Overall sync speed is also affected by the source data source performance and the network environment. See Optimize an offline sync task.
Step 5: Configure scheduling properties
For periodically scheduled batch synchronization, configure the scheduling properties. On the node's edit page, click Scheduling on the right to configure scheduling parameters, a scheduling policy, a scheduling time, and scheduling dependencies.

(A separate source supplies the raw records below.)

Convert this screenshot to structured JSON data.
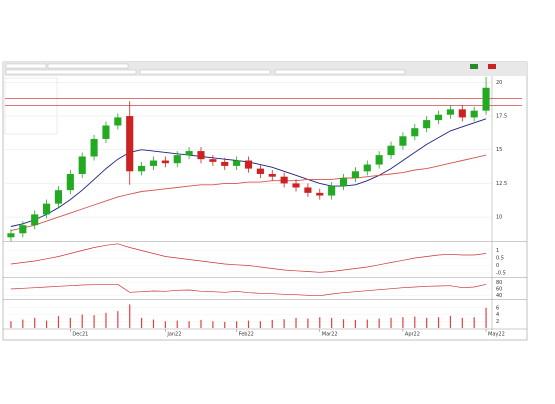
{
  "chart_data": {
    "type": "candlestick",
    "categories": [
      null,
      null,
      null,
      null,
      null,
      "Dec21",
      null,
      null,
      null,
      null,
      null,
      null,
      null,
      "Jan22",
      null,
      null,
      null,
      null,
      null,
      "Feb22",
      null,
      null,
      null,
      null,
      null,
      null,
      "Mar22",
      null,
      null,
      null,
      null,
      null,
      null,
      "Apr22",
      null,
      null,
      null,
      null,
      null,
      null,
      "May22"
    ],
    "open": [
      8.5,
      8.8,
      9.4,
      10.2,
      11.0,
      12.0,
      13.2,
      14.5,
      15.8,
      16.8,
      17.5,
      13.4,
      13.8,
      14.2,
      14.0,
      14.6,
      14.9,
      14.3,
      14.1,
      13.8,
      14.2,
      13.6,
      13.2,
      13.0,
      12.5,
      12.2,
      11.8,
      11.6,
      12.3,
      12.9,
      13.4,
      13.9,
      14.6,
      15.3,
      16.0,
      16.6,
      17.2,
      17.6,
      18.0,
      17.4,
      17.9
    ],
    "high": [
      9.1,
      9.7,
      10.5,
      11.3,
      12.3,
      13.5,
      14.8,
      16.1,
      17.1,
      17.7,
      18.6,
      14.1,
      14.5,
      14.5,
      14.9,
      15.2,
      15.2,
      14.6,
      14.4,
      14.5,
      14.5,
      13.9,
      13.5,
      13.3,
      12.8,
      12.5,
      12.1,
      12.6,
      13.2,
      13.7,
      14.2,
      14.9,
      15.6,
      16.3,
      16.9,
      17.5,
      17.9,
      18.3,
      18.3,
      18.2,
      20.4
    ],
    "low": [
      8.2,
      8.5,
      9.1,
      9.9,
      10.7,
      11.7,
      12.9,
      14.2,
      15.5,
      16.5,
      12.4,
      13.1,
      13.5,
      13.7,
      13.7,
      14.3,
      14.0,
      13.8,
      13.5,
      13.5,
      13.3,
      12.9,
      12.7,
      12.2,
      11.9,
      11.5,
      11.3,
      11.3,
      12.0,
      12.6,
      13.1,
      13.6,
      14.3,
      15.0,
      15.7,
      16.3,
      16.9,
      17.3,
      17.1,
      17.1,
      17.6
    ],
    "close": [
      8.8,
      9.4,
      10.2,
      11.0,
      12.0,
      13.2,
      14.5,
      15.8,
      16.8,
      17.4,
      13.4,
      13.8,
      14.2,
      14.0,
      14.6,
      14.9,
      14.3,
      14.1,
      13.8,
      14.2,
      13.6,
      13.2,
      13.0,
      12.5,
      12.2,
      11.8,
      11.6,
      12.3,
      12.9,
      13.4,
      13.9,
      14.6,
      15.3,
      16.0,
      16.6,
      17.2,
      17.6,
      18.0,
      17.4,
      17.9,
      19.6
    ],
    "up_color": "#22aa22",
    "down_color": "#cc2222",
    "series": [
      {
        "color": "#1a237e",
        "values": [
          9.3,
          9.5,
          9.8,
          10.2,
          10.7,
          11.3,
          12.0,
          12.8,
          13.6,
          14.3,
          14.8,
          15.0,
          14.9,
          14.8,
          14.7,
          14.6,
          14.5,
          14.4,
          14.3,
          14.2,
          14.1,
          13.9,
          13.7,
          13.4,
          13.1,
          12.8,
          12.5,
          12.3,
          12.3,
          12.4,
          12.7,
          13.1,
          13.6,
          14.2,
          14.8,
          15.4,
          15.9,
          16.4,
          16.7,
          17.0,
          17.3
        ]
      },
      {
        "color": "#d9534f",
        "values": [
          9.0,
          9.2,
          9.4,
          9.7,
          10.0,
          10.3,
          10.6,
          10.9,
          11.2,
          11.5,
          11.7,
          11.9,
          12.0,
          12.1,
          12.2,
          12.3,
          12.4,
          12.4,
          12.5,
          12.5,
          12.6,
          12.6,
          12.7,
          12.7,
          12.7,
          12.8,
          12.8,
          12.8,
          12.9,
          12.9,
          13.0,
          13.1,
          13.2,
          13.3,
          13.5,
          13.6,
          13.8,
          14.0,
          14.2,
          14.4,
          14.6
        ]
      }
    ],
    "hlines": [
      18.8,
      18.3
    ],
    "ylim": [
      8.3,
      20.4
    ],
    "yticks": [
      10,
      12.5,
      15,
      17.5,
      20
    ],
    "panels": [
      {
        "type": "line",
        "color": "#cc3333",
        "ylim": [
          -0.7,
          1.5
        ],
        "yticks": [
          -0.5,
          0,
          0.5,
          1
        ],
        "values": [
          0.1,
          0.2,
          0.3,
          0.45,
          0.6,
          0.8,
          1.0,
          1.2,
          1.35,
          1.45,
          1.2,
          1.0,
          0.8,
          0.6,
          0.5,
          0.4,
          0.3,
          0.2,
          0.1,
          0.05,
          0,
          -0.1,
          -0.2,
          -0.3,
          -0.35,
          -0.4,
          -0.45,
          -0.4,
          -0.3,
          -0.2,
          -0.1,
          0.05,
          0.2,
          0.35,
          0.5,
          0.6,
          0.7,
          0.75,
          0.7,
          0.7,
          0.8
        ]
      },
      {
        "type": "line",
        "color": "#cc3333",
        "ylim": [
          30,
          90
        ],
        "yticks": [
          40,
          60,
          80
        ],
        "values": [
          60,
          62,
          64,
          66,
          68,
          70,
          72,
          73,
          74,
          74,
          50,
          52,
          54,
          53,
          56,
          57,
          53,
          52,
          50,
          53,
          49,
          47,
          46,
          44,
          43,
          41,
          40,
          45,
          49,
          52,
          55,
          58,
          61,
          64,
          66,
          68,
          69,
          70,
          64,
          66,
          74
        ]
      },
      {
        "type": "bar",
        "color": "#dd4444",
        "ylim": [
          0,
          8
        ],
        "yticks": [
          2,
          4,
          6
        ],
        "values": [
          2,
          2.5,
          3,
          2.2,
          3.5,
          3,
          4,
          3.8,
          4.5,
          5,
          7,
          3,
          2.5,
          2,
          2.2,
          2,
          2.4,
          2,
          1.8,
          2,
          2.2,
          2,
          2.4,
          2.6,
          3,
          2.8,
          3.2,
          3,
          2.6,
          2.4,
          2.5,
          2.8,
          3,
          3.2,
          3.4,
          3,
          3.2,
          3.6,
          3,
          3.2,
          6
        ]
      }
    ]
  }
}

For Data Studio (new version): see Node scheduling (new version)
For DataStudio (legacy version): see Node scheduling configuration (legacy version)
For scheduling parameter usage examples, see Common scenarios of scheduling parameters in Data Integration.
Step 6: Submit and publish the task
Configure test parameters
On the batch synchronization task configuration page, click Debugging Configurations on the right and set the following:
| Configuration item | Description |
|---|---|
| Resource Group | Select a resource group that is connected to the data source. |
| Script Parameters | Assign values to placeholder parameters in the sync script. For example, if the script uses ${bizdate}, enter a date in yyyymmdd format. |
Run the task
Click the
Run icon in the toolbar. After the task completes, create a node of the destination table type to query the destination table and verify that the synced data meets your expectations.
Publish the task
After the task runs successfully, click the
icon in the toolbar to publish the task to the production environment. See Publish tasks.
What's next
After publishing, go to Operation Center in the production environment to view and manage the scheduled task. See O&M for batch synchronization tasks.